Looking back at the video I was curious to see what had become of the site after the credit crunch. I was expecting to find the estate to be replaced by some kind of new development, hopefully retaining some social housing at the very least. I was slightly surprised then to find that, in spite of being demolished, as this view from Google Maps attests to
it has been transformed into a wasteland by Southwark Council, which has since handed it over to Notting Hill Housing for regeneration.

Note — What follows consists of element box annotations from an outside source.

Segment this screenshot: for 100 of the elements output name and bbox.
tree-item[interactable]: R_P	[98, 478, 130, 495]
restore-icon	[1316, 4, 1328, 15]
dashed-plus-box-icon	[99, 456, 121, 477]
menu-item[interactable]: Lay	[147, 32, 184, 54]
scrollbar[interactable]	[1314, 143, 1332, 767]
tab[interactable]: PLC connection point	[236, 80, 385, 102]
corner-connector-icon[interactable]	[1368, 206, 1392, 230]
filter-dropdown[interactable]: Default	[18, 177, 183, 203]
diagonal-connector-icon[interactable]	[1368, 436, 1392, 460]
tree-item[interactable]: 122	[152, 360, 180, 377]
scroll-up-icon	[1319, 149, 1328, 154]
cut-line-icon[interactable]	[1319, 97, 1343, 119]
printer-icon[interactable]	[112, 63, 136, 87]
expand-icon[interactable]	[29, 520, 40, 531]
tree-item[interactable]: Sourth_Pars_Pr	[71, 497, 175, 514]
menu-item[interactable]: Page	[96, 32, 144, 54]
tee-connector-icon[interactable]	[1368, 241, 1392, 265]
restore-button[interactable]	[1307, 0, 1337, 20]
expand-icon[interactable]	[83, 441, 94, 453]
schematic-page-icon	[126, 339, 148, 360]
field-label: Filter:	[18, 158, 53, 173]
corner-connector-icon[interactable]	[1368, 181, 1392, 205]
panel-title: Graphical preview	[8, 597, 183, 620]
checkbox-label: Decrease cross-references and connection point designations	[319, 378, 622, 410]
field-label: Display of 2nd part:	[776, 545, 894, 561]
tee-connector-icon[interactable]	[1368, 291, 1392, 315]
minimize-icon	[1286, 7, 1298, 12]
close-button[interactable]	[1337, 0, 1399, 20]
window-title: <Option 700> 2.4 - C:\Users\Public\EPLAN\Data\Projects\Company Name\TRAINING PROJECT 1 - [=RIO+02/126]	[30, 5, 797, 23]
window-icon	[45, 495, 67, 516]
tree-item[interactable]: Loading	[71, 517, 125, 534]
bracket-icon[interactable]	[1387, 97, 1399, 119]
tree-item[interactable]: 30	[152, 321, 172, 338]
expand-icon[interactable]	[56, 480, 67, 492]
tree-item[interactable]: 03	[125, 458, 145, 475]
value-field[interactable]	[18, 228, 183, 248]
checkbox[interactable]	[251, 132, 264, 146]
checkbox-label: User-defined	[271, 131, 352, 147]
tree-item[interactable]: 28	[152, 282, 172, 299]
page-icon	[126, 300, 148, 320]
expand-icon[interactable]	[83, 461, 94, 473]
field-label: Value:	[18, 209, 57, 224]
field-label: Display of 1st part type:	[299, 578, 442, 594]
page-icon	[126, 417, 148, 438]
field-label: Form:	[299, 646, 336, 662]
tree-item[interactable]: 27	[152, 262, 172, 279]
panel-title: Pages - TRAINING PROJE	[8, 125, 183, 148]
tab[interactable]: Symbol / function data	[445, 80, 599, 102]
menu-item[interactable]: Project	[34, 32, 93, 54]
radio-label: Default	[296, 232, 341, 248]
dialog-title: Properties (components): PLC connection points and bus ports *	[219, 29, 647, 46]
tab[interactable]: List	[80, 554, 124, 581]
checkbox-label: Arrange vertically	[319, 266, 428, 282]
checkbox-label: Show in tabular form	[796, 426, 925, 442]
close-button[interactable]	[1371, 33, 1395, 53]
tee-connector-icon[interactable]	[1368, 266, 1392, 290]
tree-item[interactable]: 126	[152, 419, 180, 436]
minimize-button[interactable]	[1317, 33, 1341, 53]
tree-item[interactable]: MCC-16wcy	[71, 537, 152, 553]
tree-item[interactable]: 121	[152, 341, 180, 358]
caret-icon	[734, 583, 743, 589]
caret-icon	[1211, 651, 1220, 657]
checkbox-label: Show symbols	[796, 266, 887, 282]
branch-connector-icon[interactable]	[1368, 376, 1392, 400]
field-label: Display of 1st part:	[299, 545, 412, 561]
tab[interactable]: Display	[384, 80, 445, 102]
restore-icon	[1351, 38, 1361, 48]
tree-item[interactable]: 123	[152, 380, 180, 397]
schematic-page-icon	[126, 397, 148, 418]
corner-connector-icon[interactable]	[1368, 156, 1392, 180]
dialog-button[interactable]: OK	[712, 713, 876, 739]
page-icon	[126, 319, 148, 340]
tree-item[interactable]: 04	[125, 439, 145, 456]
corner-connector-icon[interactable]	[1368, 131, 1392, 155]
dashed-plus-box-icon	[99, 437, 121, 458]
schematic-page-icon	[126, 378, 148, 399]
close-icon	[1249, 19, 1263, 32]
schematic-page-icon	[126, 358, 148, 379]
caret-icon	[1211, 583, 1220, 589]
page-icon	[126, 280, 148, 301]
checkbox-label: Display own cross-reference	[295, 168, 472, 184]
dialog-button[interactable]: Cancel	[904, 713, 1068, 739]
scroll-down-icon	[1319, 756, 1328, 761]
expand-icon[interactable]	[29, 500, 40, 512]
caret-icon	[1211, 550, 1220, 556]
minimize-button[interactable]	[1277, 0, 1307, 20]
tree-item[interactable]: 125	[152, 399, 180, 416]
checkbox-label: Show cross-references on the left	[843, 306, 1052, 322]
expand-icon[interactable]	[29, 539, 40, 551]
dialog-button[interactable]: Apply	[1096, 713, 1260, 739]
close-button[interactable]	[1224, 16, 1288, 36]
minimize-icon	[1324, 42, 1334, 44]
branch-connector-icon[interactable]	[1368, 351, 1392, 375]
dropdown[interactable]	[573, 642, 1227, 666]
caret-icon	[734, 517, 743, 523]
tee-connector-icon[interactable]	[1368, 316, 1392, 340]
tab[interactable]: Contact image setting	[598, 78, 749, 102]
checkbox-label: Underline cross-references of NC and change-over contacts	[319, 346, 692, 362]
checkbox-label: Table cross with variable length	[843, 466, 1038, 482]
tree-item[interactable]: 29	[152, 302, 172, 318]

On the face of it Notting Hill Housing seems to be a perfectly responsible, local organisation with an interest in social housing, which is in some contrast with the global developers the council uses elsewhere for more lucrative high profile developments such as the Heygate Estate at Elephant and Castle. But after six years the site remains uninhabited, where the decanted residents are now who knows, or whether they to be part of the new community, and the regeneration plans as outlined by Southwark Council are ambiguous indeed.